The costs and timing of new emissions regulations may kill plans for a next-generation Volkswagen Golf, due in 2027.
There may not be another Volkswagen Golf – one of Europe’s best-selling cars – if new emissions regulations prove too expensive to meet, too soon.
“We will have to see whether it is worth developing a new vehicle that does not last the full seven or eight years [before emissions regulations force a switch to electric power],” said Schafer.
Developing a car with a short lifespan is “extremely expensive”, the executive said, adding: “We will know more in twelve months.”
The current Volkswagen ‘Golf 8’ launched in Europe at the end of 2019, before production ramped up in 2020 – so if Schafer’s suggested seven to eight-year life cycle is followed, the Golf 9 is not due in European showrooms until sometime in 2027.
If the car is launched at the end of 2027, that would leave seven years before the European Union plans to ban the sales of petrol and diesel cars – and five years before Volkswagen’s earliest target date to go fully electric, from 2033.
In the meantime, a facelifted version of the current Golf 8 is in development, Schafer says – which may arrive next year, or in 2024, based on the timing of mid-life updates for other Volkswagen models.
Schafer’s comments indicate Volkswagen has taken a step back from its announcement in early 2021, when it confirmed plans for a new Golf were underway, powered by a plug-in hybrid system offering up to 100km of claimed electric range.
“We will still need combustion engines for a while, but they should be as efficient as possible, which is why the next generation of our core products – all of which are world models – will also be fitted with the latest generation of plug-in hybrid technology, with an electric range of up to 100 kilometres”, former VW passenger cars boss Ralf Brandstätter said at the time.
While they may not be required to go electric-only until mid next decade, European car makers have signalled the difficulty in developing new small cars beyond 2025 – for a profit, and at a price point attractive to a consumer.
This is attributed to the cost in developing engines to meet the latest Euro 7 emission rules – and the size of the battery pack required to achieve a long electric driving range and lower CO2 emissions ratings.
Instead, car brands are targeting fully-electric power for their next small cars – which are planned to become more affordable as battery costs come down, while emitting zero emissions (from the car itself, at least).
If the Golf is axed, Volkswagen would join a range of other car makers ditching their iconic small-car nameplates, irrespective of powertrain.
The Ford Focus and Renault Megane look unlikely to get new generations – as SUVs increase in popularity – while reports suggest the Hyundai i30 and Mercedes-Benz A-Class will not be replaced.
The Peugeot 308 is safe with petrol and hybrid power until around 2028 or 2029 – while a new Audi A3 is planned, but with full battery power.
Volkswagen’s range of ID electric vehicles currently contains a Golf-sized hatchback, the ID.3 – though it will expand from 2025 with a smaller electric city car sized similarly to a Polo.
The small Volkswagen – now indicated to wear the ID.2 badge – will form part of a project led by VW’s Spanish subsidiary Cupra, and will spawn four similarly-sized twins under the skin: the VW ID.2, the Cupra UrbanRebel, a version from Skoda, and according to Welt, a second Volkswagen model.
Volkswagen was previously said to be targeting a base price below €20,000 ($AU29,600) – however this has seemingly increased to €25,000 ($AU37,000) amid rising material and production costs, based on Schafer’s comments.
“We plan to offer the ID.2 for less than 25,000 euros.

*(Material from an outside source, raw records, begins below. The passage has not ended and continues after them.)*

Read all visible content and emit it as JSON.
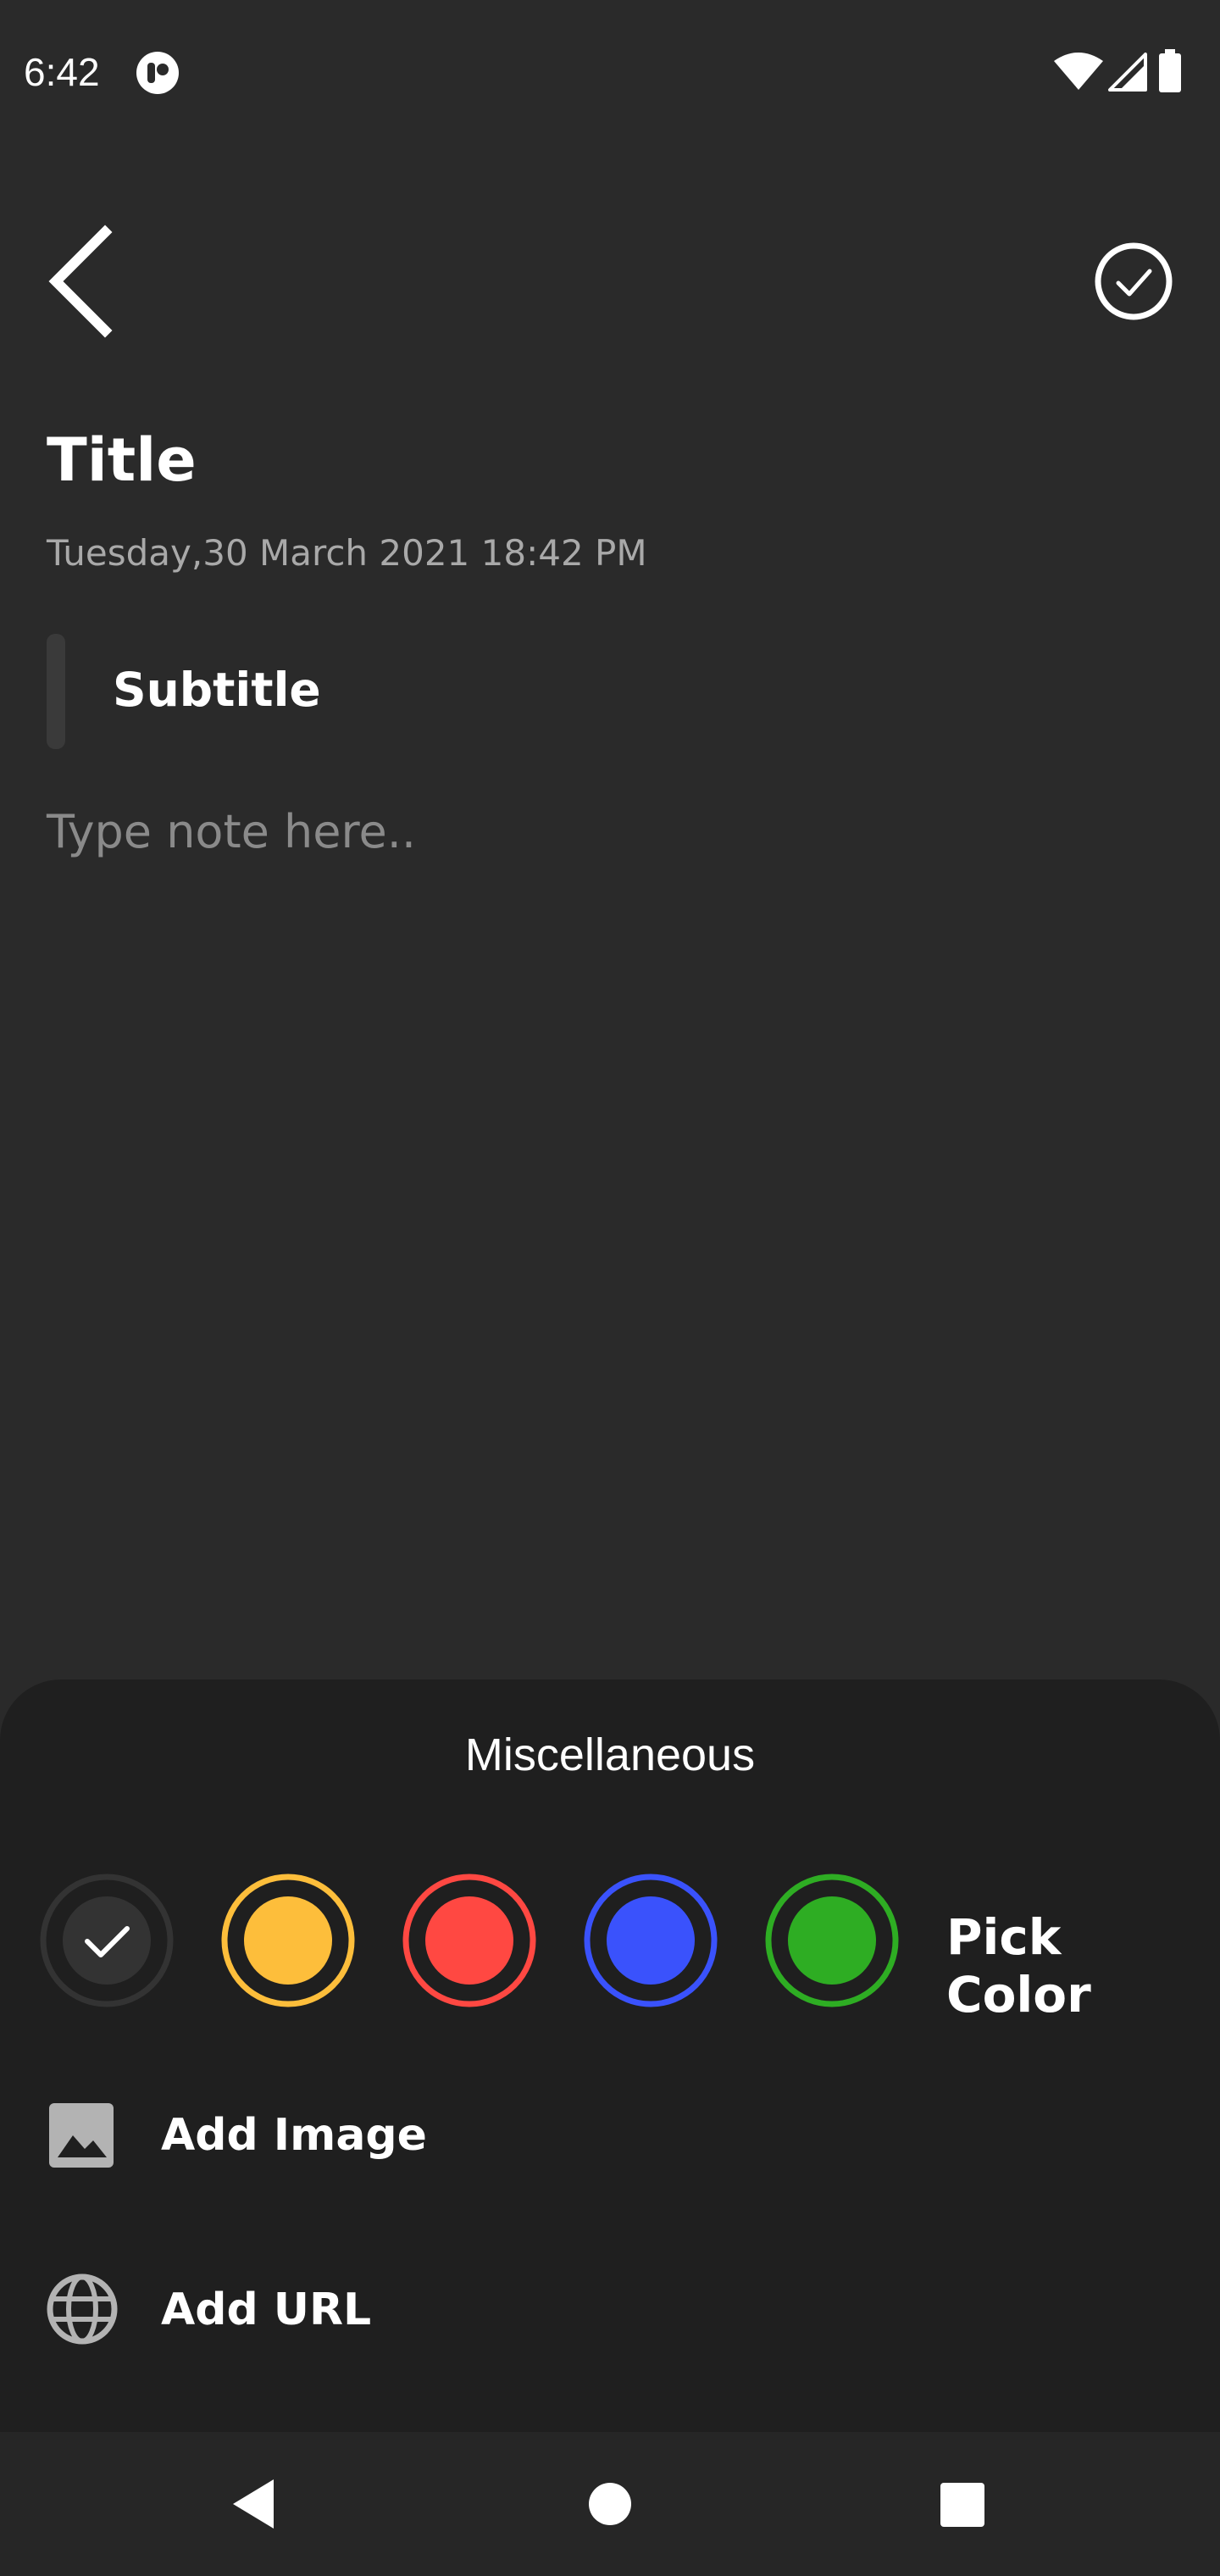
{
  "status_bar": {
    "time": "6:42",
    "app_icon": "app-notification-icon",
    "icons": [
      "wifi-icon",
      "cellular-signal-icon",
      "battery-icon"
    ]
  },
  "header": {
    "back_icon": "chevron-left-icon",
    "save_icon": "check-circle-icon"
  },
  "note": {
    "title": "Title",
    "datetime": "Tuesday,30 March 2021 18:42 PM",
    "subtitle": "Subtitle",
    "body_placeholder": "Type note here.."
  },
  "sheet": {
    "title": "Miscellaneous",
    "colors": [
      {
        "name": "default",
        "hex": "#333333",
        "selected": true
      },
      {
        "name": "yellow",
        "hex": "#FDBE3B",
        "selected": false
      },
      {
        "name": "red",
        "hex": "#FF4842",
        "selected": false
      },
      {
        "name": "blue",
        "hex": "#3A52FC",
        "selected": false
      },
      {
        "name": "green",
        "hex": "#2EAD23",
        "selected": false
      }
    ],
    "pick_color_label": "Pick Color",
    "add_image_label": "Add Image",
    "add_url_label": "Add URL"
  },
  "nav_bar": {
    "icons": [
      "back-triangle-icon",
      "home-circle-icon",
      "recents-square-icon"
    ]
  }
}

In three years’ time, that will be a super attractive price for an electric vehicle,” said Schäfer, adding that the 350km to 400km claimed ranges the new cars will offer is “the psychological sell point at the moment.”
The executive has ruled out the return of budget-priced €10,000 ($AU15,000) petrol-powered micro cars, as the cost to build petrol engines to meet Euro 7 emissions standard in force from 2025 is €3000 to €5000 ($AU4400 to $AU7400) than it is today.
“With a small car, these additional costs can hardly be absorbed. So entry-level mobility with combustion engines will be significantly more expensive,” Schafer said. “[But] individual mobility is a basic need and must remain achievable in the future.”
Volkswagen Australia’s electric vehicle rollout is expected to begin next year, with the ID.4 and ID.5 mid-size SUVs. Sister brand Cupra is due to launch its version of the VW ID.3, the Cupra Born, early next year.